Court Opinion

ID: 3871641
Source: CourtListenerOpinion
Date Created: 2016-07-06 09:06:09.699475+00
Date Added: 2024-06-11T07:41:42.871713
License: Public Domain

We are of the opinion that the District Court of the Fourth Judicial District erred in permitting the affidavit on the back of the writ, which is a condition precedent to the service of the writ by arrest, to be amended by the insertion of the words, after the word "claim," "that is due." The plaintiffs contend that the insertion of these words did not materially alter the meaning of the affidavit, but that they were implied in the statement that the plaintiff has "a claim on which he expects to recover in the action." We do not assent to this argument.

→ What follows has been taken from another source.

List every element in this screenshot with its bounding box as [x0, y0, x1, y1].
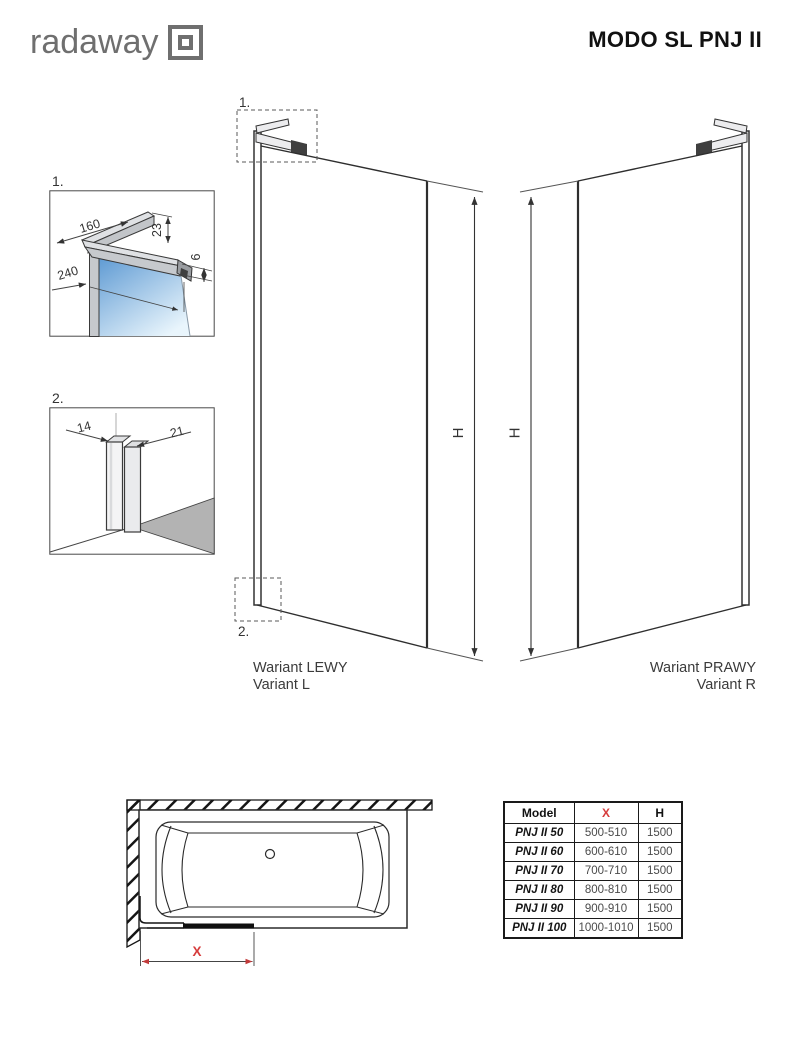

The framers of the statute, for good reason no doubt, saw fit to require, in addition to the other statements, the statement that the claim is due, and we see no reason for dispensing with the allegation. As the affidavit is the foundation on which the right to arrest is based, it must be strictly complied with, or the arrest is unlawful. Spice v. Steinruck, 14 O. St. 213, (219);Whiting v. Trafton, 16 Me. 398; Probate Court of Hopkinton
v. Lanphear, 14 R.I. 291.
The plaintiffs rely, in support of the right to amend, onHudson v. Fishel, 17 R.I. 69, contending that the affidavit on the back of a writ is a part of the process that, under the broad powers of amendment given by statute, is amendable. It is true that in that case the court suggests the query whether the affidavit might not be regarded as part of the process, but it does not so hold. We think that it is not to be regarded as a part of the process, but rather as a condition authorizing the service of process in a particular way, i.e. by arrest. The defect in Hudson v. Fishel consisted in the omission of the official title of the magistrate, before whom the affidavit was made, from his certificate of the administration of the oath. Everything which the law required had in fact been complied with in that case, the magistrate being a magistrate at the time of administering the oath. It is evident, therefore, that the case was very unlike the case at bar, and we do not think that it constitutes an authority in support of the plaintiff's position.
Exceptions sustained, and case remitted to the District *Page 717 
Court of the Fourth Judicial District with direction to quash the writ and dismiss the suit.